MUARA ENIM – Aktivitas Pemerintah Kabupaten Muara Enim pada Senin (8/6/2026) pagi terlihat berjalan seperti biasa. Bupati Muara Enim, Edison, bahkan masih memimpin apel dan menjalankan agenda kedinasan sebelum namanya kemudian dikabarkan ikut diamankan dalam Operasi Tangkap Tangan (OTT) yang dilakukan Komisi Pemberantasan Korupsi (KPK).
Momen tersebut terekam dalam unggahan resmi Pemerintah Kabupaten Muara Enim yang menunjukkan Edison mengikuti kegiatan pemerintahan sebagaimana rutinitas harian.
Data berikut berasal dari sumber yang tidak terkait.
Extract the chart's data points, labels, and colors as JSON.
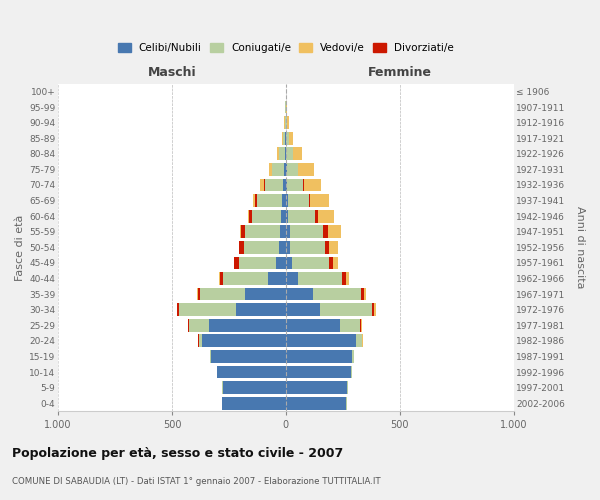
{
  "age_groups": [
    "0-4",
    "5-9",
    "10-14",
    "15-19",
    "20-24",
    "25-29",
    "30-34",
    "35-39",
    "40-44",
    "45-49",
    "50-54",
    "55-59",
    "60-64",
    "65-69",
    "70-74",
    "75-79",
    "80-84",
    "85-89",
    "90-94",
    "95-99",
    "100+"
  ],
  "birth_years": [
    "2002-2006",
    "1997-2001",
    "1992-1996",
    "1987-1991",
    "1982-1986",
    "1977-1981",
    "1972-1976",
    "1967-1971",
    "1962-1966",
    "1957-1961",
    "1952-1956",
    "1947-1951",
    "1942-1946",
    "1937-1941",
    "1932-1936",
    "1927-1931",
    "1922-1926",
    "1917-1921",
    "1912-1916",
    "1907-1911",
    "≤ 1906"
  ],
  "maschi": {
    "celibi": [
      280,
      278,
      302,
      328,
      368,
      338,
      218,
      178,
      78,
      44,
      28,
      24,
      20,
      18,
      14,
      8,
      4,
      2,
      1,
      0,
      0
    ],
    "coniugati": [
      2,
      2,
      2,
      4,
      14,
      88,
      252,
      198,
      198,
      164,
      158,
      154,
      128,
      108,
      78,
      52,
      28,
      10,
      4,
      2,
      0
    ],
    "vedovi": [
      0,
      0,
      0,
      0,
      1,
      1,
      1,
      1,
      2,
      3,
      4,
      4,
      6,
      10,
      16,
      14,
      8,
      4,
      2,
      1,
      0
    ],
    "divorziati": [
      0,
      0,
      0,
      0,
      2,
      4,
      8,
      12,
      14,
      18,
      18,
      20,
      14,
      10,
      6,
      2,
      0,
      0,
      0,
      0,
      0
    ]
  },
  "femmine": {
    "nubili": [
      265,
      268,
      288,
      290,
      310,
      238,
      148,
      118,
      52,
      28,
      20,
      16,
      10,
      8,
      6,
      4,
      2,
      2,
      1,
      0,
      0
    ],
    "coniugate": [
      2,
      3,
      4,
      8,
      24,
      88,
      232,
      212,
      196,
      162,
      152,
      146,
      120,
      94,
      68,
      48,
      28,
      12,
      6,
      2,
      0
    ],
    "vedove": [
      0,
      0,
      0,
      1,
      2,
      4,
      6,
      8,
      12,
      22,
      38,
      58,
      72,
      82,
      78,
      68,
      42,
      18,
      6,
      3,
      0
    ],
    "divorziate": [
      0,
      0,
      0,
      0,
      2,
      4,
      8,
      12,
      18,
      18,
      18,
      22,
      10,
      6,
      4,
      2,
      0,
      0,
      0,
      0,
      0
    ]
  },
  "colors": {
    "celibi_nubili": "#4878b0",
    "coniugati_e": "#b8cfa0",
    "vedovi_e": "#f0c060",
    "divorziati_e": "#cc1800"
  },
  "title": "Popolazione per età, sesso e stato civile - 2007",
  "subtitle": "COMUNE DI SABAUDIA (LT) - Dati ISTAT 1° gennaio 2007 - Elaborazione TUTTITALIA.IT",
  "xlabel_left": "Maschi",
  "xlabel_right": "Femmine",
  "ylabel_left": "Fasce di età",
  "ylabel_right": "Anni di nascita",
  "xlim": 1000,
  "legend_labels": [
    "Celibi/Nubili",
    "Coniugati/e",
    "Vedovi/e",
    "Divorziati/e"
  ],
  "bg_color": "#f0f0f0",
  "plot_bg_color": "#ffffff"
}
Namun beberapa jam kemudian, publik dikejutkan dengan kabar adanya operasi penindakan KPK yang menyasar wilayah Muara Enim.
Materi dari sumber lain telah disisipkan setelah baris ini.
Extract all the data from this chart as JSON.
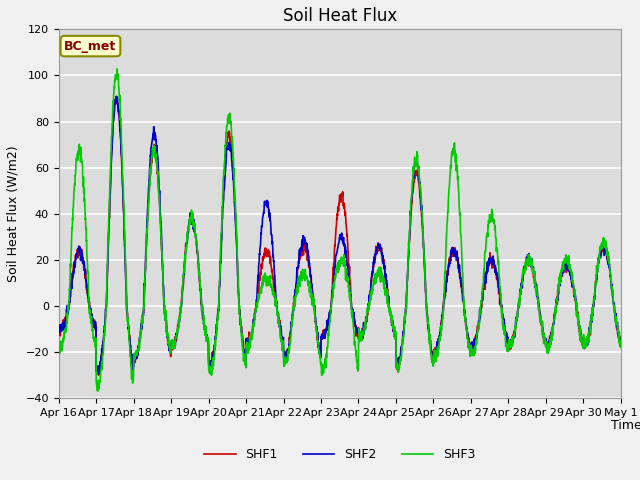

Juru Bicara KPK Budi Prasetyo membenarkan bahwa tim lembaga antirasuah melakukan operasi tertutup di wilayah Sumatera Selatan dan Jakarta pada hari yang sama.
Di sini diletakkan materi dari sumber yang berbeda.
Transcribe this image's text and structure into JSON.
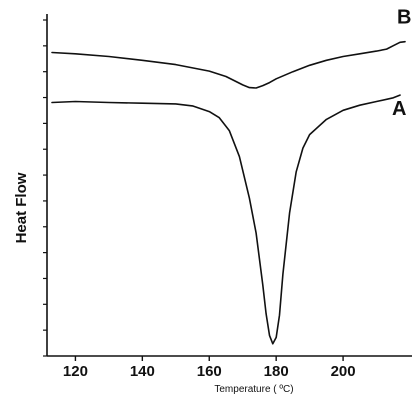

“Dalam kegiatan penyelidikan tertutup ini, tim mengamankan sepuluh orang di wilayah Jakarta dan Sumsel hari ini,” kata Budi, Senin (8/6/2026).
Dari total 10 orang yang diamankan, lima di antaranya berasal dari unsur Pemerintah Kabupaten Muara Enim. Sementara lima orang lainnya berasal dari pihak swasta yang diduga berkaitan dengan perkara yang tengah didalami penyidik.
“Salah satu yang diamankan merupakan Bupati Muara Enim,” ujarnya.
Hingga kini, KPK belum mengungkap identitas lengkap seluruh pihak yang diamankan maupun perkara yang menjadi objek operasi tersebut. Tim penyidik disebut masih berada di lapangan untuk melakukan pengembangan dan pendalaman terhadap kasus yang sedang ditangani.